Порой, доходило до маразма. Так, однажды, «под раздачу» попал, «сосватанный» мной в коллектив, классный басист Витя Шаповалов, работавший потом со Славой Малежиком, имеющий сейчас собственный международный джазовый проект. Мне пришлось объяснять гастролерше, что без этого инструмента – играть невозможно по определению. Ни «плюсов», ни «минусов» и минидисков с «фанерой» ведь еще не изобрели к тому времени. Не говоря уже о том, что у человека – семья, он оформлен на работу, не валяется пьяным и к тому же – просто хорошо играет. А то что «не так стоял» – не повод выбрасывать его на улицу. И самое мерзкое, что делалось это чужими руками, руками директора, который должен был брать на себя роль этакого «Лаврентия Павловича» и подвергать казни любого неугодного по негласному указанию «хозяйки».
Помню и шипение «микоянчика» (так мы называли Стаса в узком кругу) в телефонной трубке и «щебетание» Сенчиной, наущавших не сообщать тому же Талькову о дате и часе сбора при выезде на какие-то очередные гастроли, чтобы потом выгнать его «по статье». Я звонил Игорю, и мы вместе «ломали репу», думали, как сделать так, что он, якобы, случайно узнал об этом долбаном выезде…
Горько, но приходится констатировать, что подобные отношения: гастролер–коллектив сплошь и рядом на нашей эстраде – и былой советской, и нынешней российской. И как бы окружение звезды не раздувало щеки, обозначая свою важность и значимость для посторонних, это было и остается – холопской долей. А директор «звезды» – это его личный денщик, обязанный предугадывать все бытовые и производственные желания барина или барыни, этакий «старик Хоттабыч», который должен поднимать в воздух нелетающие самолеты, запускать отмененные поезда, вырывать у устроителей концертов все мыслимые и немыслимые запросы «звездуна».
И при этом – постоянно видеть надутую «физию» хозяина и чувствовать себя виноватым и «крайним» по любому поводу. Обратные примеры, скорее – редкое исключение, и их можно пересчитать по пальцам.

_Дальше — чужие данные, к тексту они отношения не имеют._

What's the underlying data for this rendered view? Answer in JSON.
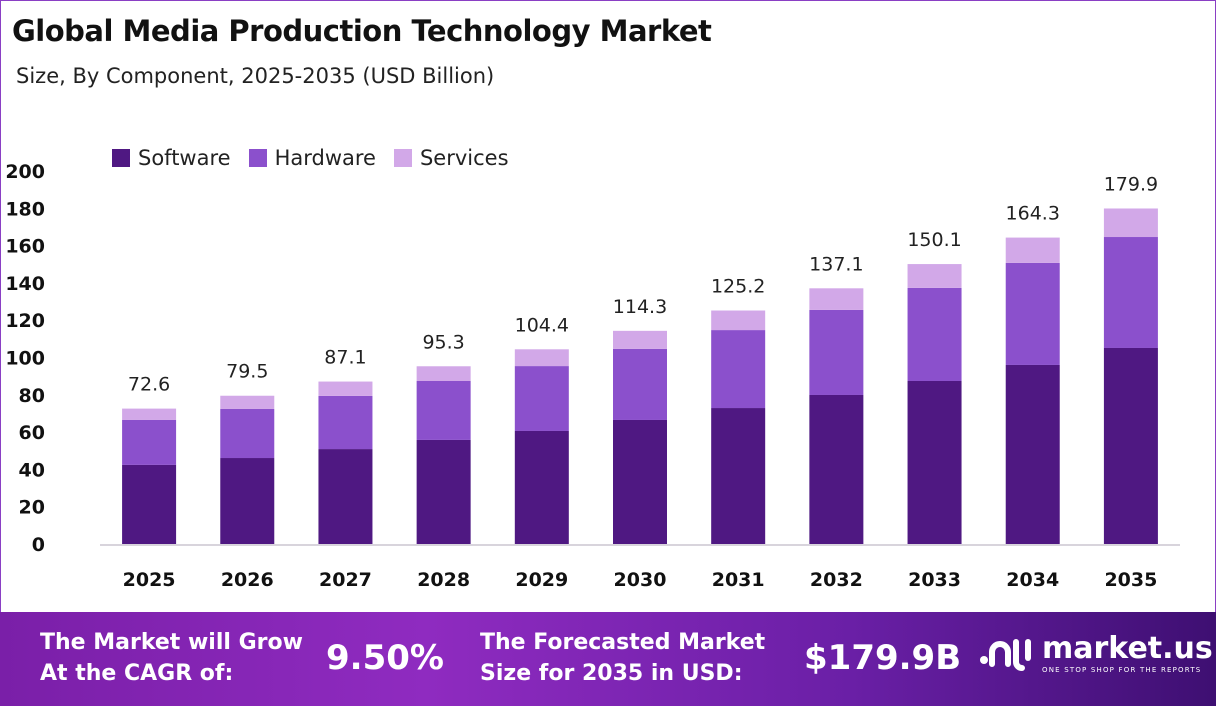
{
  "title": "Global Media Production Technology Market",
  "subtitle": "Size, By Component, 2025-2035 (USD Billion)",
  "colors": {
    "Software": "#4f1882",
    "Hardware": "#8b50cc",
    "Services": "#d2a8e8",
    "axis": "#d8d4dc"
  },
  "chart_data": {
    "type": "bar",
    "stacked": true,
    "categories": [
      "2025",
      "2026",
      "2027",
      "2028",
      "2029",
      "2030",
      "2031",
      "2032",
      "2033",
      "2034",
      "2035"
    ],
    "series": [
      {
        "name": "Software",
        "values": [
          42.4,
          46.1,
          50.9,
          55.8,
          60.6,
          66.5,
          72.9,
          79.9,
          87.4,
          96.0,
          105.1
        ]
      },
      {
        "name": "Hardware",
        "values": [
          24.1,
          26.3,
          28.5,
          31.6,
          34.8,
          38.1,
          41.8,
          45.6,
          49.9,
          54.7,
          59.5
        ]
      },
      {
        "name": "Services",
        "values": [
          6.1,
          7.1,
          7.7,
          7.9,
          9.0,
          9.7,
          10.5,
          11.6,
          12.8,
          13.6,
          15.3
        ]
      }
    ],
    "totals": [
      "72.6",
      "79.5",
      "87.1",
      "95.3",
      "104.4",
      "114.3",
      "125.2",
      "137.1",
      "150.1",
      "164.3",
      "179.9"
    ],
    "ylim": [
      0,
      200
    ],
    "yticks": [
      "0",
      "20",
      "40",
      "60",
      "80",
      "100",
      "120",
      "140",
      "160",
      "180",
      "200"
    ],
    "legend_position": "top-left",
    "grid": false
  },
  "banner": {
    "cagr_label_1": "The Market will Grow",
    "cagr_label_2": "At the CAGR of:",
    "cagr_value": "9.50%",
    "forecast_label_1": "The Forecasted Market",
    "forecast_label_2": "Size for 2035 in USD:",
    "forecast_value": "$179.9B"
  },
  "logo": {
    "name": "market.us",
    "tagline": "ONE STOP SHOP FOR THE REPORTS"
  }
}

Нормальные, с «несдвинутой крышей», люди среди наших доморощенных «звезд» в природе, практически, не встречаются. Да и откуда им взяться? Ведь – каждая наша доморощенная «звезда» – это более-менее известный и богатый человек, как правило – в первом поколении. Прошедший – всю нашу «пролетарскую сермягу» в полном объеме. За ним не стоят ни Оксфорд, ни Гарвард, ни поколения «голубой крови». Как известный герой Константина Райкина из знаменитой картины Н. Михалкова «Свой среди чужих», вчерашний нищий батрак, взобравшись ценой немалых усилий и унижений (это еще – если очень повезет) на свою «кочку», тут же сам берт в руку камчу и начинает хлестать окружающих его батраков, как это делали некогда с ним самим. «Отыгрывая» таким образом, у жизни все перенесенные невзгоды. И не помня (что самое страшное), что избиваемым им сейчас людям – так же больно, как больно было когда-то ему самому. Своего рода, социальная «дедовщина», если спроецировать это отвратительное явление из армейской – на обычную гражданскую жизнь…
Но в самом утрированном и запущенном виде – в шоу-бизнесе, где эпатаж и «понты» – составляющая часть профессии, где все это «цветет» буйным цветом так пышно, как нигде больше. И вдвойне горько, что все это преподносится желтоперыми «акулами пера», обслуживающими «звезд», как некая «крутизна», проявление харизмы. Отсюда – и все известные скандалы; родом отсюда же и все наши доморощенные «железные леди» и «распутиновщина», демонстрируемая вульгарностью, присвоившей себе громкий псевдоним певицы; отсюда и нашумевшая история с «королем ремейков» и его фобии к «розовым кофточкам» в некогда родном мне Ростове.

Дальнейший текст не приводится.